Ах, Огаста, ты знаешь мои упования! И ты знаешь, чтó меня тревожит, хотя тебе, идеальному созданию и жене идеального мужчины, который дополняет собой и поддерживает тебя, непонятны низменные противоречия в душе не столь уверенной в себе особы. Ты, конечно, права была тогда, столько лет назад, относительно Фрэнка и его чувств. Но он истый джентльмен, он все понимает. Меня не беспокоит поэтому, что Оливера две недели не будет. Я в полной безопасности и на этом нагорье, и в себе самой и нахожу такое же удовлетворение в работе, какое, по всему видно, находят Оливер и Фрэнк. Сегодня утром, среди всего хаоса, я сдула пыль со своего стола и писала два часа. Завтра хочу отправиться на Большой канал и зарисовать конские упряжки, волокущие скреперами землю вверх по наклонным берегам. Мой цикл “Жизнь на Дальнем Западе” должен включать в себя приготовления к грядущему, ведь именно этому жизнь на Дальнем Западе и посвящена.
Нагорье
30 августа 1889 года
Моя милая Огаста!
Сегодня утром я отправила своего мальчика на Восток, и я знаю, что его сердце, как мое, разбито. Мы с Нелли пытались вселить в него отвагу и решимость историями о чудесах, которые он увидит, разговорами обо всем прекрасном, чему он научится, о том, какие прекрасные у него будут учителя и с какими прекрасными ребятами он сведет дружбу. Но сегодня утром после завтрака я послала Олли в его комнату одеваться и готовиться – поезд отправлялся в десять тридцать, – а потом вошла, потому что он долго не выходил, и увидела его полностью одетым в свое новое, школьное, и просто сидящим на кровати, глаза большие, темные, а лицо очень бледное, как будто никакое солнце Айдахо не жгло его три недели. “Олли, ты что, – спросила я, – в чем дело?”, а он посмотрел на меня, чуть не плача: “Мама, мне обязательно ехать?”

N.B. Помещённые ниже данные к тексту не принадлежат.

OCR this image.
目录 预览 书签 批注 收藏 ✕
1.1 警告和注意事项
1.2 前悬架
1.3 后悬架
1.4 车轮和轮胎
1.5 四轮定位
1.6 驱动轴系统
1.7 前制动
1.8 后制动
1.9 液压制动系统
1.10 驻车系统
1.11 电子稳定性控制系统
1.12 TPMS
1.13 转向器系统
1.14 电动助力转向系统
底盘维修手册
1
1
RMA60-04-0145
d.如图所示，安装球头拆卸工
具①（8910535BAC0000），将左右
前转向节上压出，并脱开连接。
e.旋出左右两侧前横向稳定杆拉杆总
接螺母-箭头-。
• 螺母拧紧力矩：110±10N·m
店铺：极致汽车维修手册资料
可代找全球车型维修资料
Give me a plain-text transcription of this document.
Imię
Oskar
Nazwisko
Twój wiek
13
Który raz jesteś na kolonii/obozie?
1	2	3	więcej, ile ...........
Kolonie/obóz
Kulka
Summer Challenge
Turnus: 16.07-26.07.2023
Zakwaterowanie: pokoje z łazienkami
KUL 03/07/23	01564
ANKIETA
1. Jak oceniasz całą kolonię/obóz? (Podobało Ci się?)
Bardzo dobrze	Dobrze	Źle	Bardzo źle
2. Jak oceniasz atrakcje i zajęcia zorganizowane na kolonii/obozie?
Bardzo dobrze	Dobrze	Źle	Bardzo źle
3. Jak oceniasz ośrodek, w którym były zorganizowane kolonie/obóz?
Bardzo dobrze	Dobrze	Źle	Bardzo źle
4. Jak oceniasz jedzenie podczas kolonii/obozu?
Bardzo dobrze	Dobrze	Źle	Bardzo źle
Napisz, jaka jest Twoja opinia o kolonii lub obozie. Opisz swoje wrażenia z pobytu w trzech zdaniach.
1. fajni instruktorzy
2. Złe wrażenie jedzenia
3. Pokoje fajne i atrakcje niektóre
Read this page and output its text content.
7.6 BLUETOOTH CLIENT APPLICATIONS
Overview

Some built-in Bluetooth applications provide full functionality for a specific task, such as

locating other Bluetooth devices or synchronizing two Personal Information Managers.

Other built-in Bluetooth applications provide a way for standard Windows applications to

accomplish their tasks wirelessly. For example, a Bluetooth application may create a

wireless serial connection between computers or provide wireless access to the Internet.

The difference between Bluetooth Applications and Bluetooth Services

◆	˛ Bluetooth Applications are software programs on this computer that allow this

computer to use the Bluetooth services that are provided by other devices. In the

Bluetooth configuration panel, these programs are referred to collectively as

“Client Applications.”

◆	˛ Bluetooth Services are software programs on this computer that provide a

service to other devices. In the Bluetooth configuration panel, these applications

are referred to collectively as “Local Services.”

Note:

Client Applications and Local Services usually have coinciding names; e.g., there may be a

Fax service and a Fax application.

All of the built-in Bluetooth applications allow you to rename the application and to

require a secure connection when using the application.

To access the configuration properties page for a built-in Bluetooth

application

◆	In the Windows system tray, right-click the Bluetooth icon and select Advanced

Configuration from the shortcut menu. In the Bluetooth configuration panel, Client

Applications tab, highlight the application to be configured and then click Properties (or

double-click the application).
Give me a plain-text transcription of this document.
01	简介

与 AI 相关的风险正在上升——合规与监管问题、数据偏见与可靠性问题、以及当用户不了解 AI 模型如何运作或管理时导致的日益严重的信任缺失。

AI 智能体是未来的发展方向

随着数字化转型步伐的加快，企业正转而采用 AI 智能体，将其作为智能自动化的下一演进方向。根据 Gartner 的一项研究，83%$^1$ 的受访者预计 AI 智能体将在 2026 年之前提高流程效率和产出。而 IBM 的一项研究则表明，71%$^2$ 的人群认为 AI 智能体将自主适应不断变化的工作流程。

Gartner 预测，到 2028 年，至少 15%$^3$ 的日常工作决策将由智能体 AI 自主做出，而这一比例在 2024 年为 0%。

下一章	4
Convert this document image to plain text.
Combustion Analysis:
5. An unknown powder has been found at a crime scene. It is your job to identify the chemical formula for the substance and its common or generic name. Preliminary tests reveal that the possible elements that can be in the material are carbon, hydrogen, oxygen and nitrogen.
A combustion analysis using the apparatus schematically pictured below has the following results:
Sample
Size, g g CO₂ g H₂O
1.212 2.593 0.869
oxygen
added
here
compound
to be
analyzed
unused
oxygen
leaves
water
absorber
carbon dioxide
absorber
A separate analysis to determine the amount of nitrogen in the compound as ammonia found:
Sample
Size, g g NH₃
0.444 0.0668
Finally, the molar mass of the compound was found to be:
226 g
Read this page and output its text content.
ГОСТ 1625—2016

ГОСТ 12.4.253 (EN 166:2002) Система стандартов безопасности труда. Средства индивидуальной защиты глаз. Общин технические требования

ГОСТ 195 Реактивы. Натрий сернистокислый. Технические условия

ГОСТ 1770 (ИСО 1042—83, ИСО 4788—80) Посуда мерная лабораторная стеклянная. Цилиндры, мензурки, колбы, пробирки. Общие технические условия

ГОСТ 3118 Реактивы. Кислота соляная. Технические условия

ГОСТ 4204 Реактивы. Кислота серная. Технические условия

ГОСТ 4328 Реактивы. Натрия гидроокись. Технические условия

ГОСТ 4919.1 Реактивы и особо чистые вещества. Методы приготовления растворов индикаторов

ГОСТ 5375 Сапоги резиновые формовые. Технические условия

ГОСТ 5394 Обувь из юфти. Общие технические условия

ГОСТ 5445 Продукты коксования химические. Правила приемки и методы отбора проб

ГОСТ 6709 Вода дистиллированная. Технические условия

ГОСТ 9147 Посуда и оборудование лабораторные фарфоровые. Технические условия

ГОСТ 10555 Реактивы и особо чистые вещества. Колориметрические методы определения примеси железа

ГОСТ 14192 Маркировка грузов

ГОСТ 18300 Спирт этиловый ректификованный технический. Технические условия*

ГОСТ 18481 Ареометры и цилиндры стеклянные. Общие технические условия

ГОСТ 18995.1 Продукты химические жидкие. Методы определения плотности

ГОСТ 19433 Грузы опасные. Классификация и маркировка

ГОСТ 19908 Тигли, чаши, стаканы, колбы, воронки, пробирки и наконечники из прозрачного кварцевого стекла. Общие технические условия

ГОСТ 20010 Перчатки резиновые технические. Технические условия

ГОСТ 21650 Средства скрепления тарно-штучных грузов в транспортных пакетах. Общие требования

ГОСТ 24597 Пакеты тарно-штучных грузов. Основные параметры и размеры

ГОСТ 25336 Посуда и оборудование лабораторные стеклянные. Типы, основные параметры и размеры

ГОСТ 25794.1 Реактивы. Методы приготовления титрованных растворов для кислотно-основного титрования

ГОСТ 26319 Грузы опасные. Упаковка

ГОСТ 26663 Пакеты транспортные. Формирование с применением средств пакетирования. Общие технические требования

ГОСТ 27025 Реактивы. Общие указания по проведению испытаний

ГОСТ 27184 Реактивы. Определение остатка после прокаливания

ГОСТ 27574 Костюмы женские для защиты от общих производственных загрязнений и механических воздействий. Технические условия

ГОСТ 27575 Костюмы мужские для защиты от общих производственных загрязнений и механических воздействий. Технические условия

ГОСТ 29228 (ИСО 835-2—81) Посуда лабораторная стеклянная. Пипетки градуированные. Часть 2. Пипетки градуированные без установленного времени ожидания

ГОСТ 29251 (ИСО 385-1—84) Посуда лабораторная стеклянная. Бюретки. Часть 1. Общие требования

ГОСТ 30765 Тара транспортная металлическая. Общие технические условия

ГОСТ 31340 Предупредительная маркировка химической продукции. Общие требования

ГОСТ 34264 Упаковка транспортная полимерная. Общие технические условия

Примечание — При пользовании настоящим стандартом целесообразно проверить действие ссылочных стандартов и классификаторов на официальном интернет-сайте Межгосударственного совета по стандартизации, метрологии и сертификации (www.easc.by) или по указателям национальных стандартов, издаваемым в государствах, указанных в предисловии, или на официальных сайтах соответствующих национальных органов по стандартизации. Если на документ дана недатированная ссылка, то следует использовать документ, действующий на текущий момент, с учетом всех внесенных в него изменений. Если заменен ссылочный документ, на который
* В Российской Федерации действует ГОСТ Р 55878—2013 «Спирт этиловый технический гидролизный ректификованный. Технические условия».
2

Я едва удержалась от того, чтобы прижать его к сердцу и утопить в слезах. Всего двенадцать! Только представь: проделать в одиночку в этом возрасте весь путь от Айдахо до Нью-Гэмпшира, направляясь к чему‑то новому и чужому, туда, где ты не знаешь ни души, и боясь, что будешь там гадким утенком с Запада, невежественным и не способным учиться! Я знаю, что он так настроен, он говорил Нелли, хотя мне бы ни за что не признался.
Пожалуй, к лучшему, что Оливер сейчас в отъезде. Он никогда не разделял мою уверенность, что Олли надо отправить на Восток. “Зачем его отсылать? – сказал он мне не далее как на прошлой неделе. – Я только-только начинаю с ним заново знакомиться. Почему бы не отдать его в школу в Бойсе?”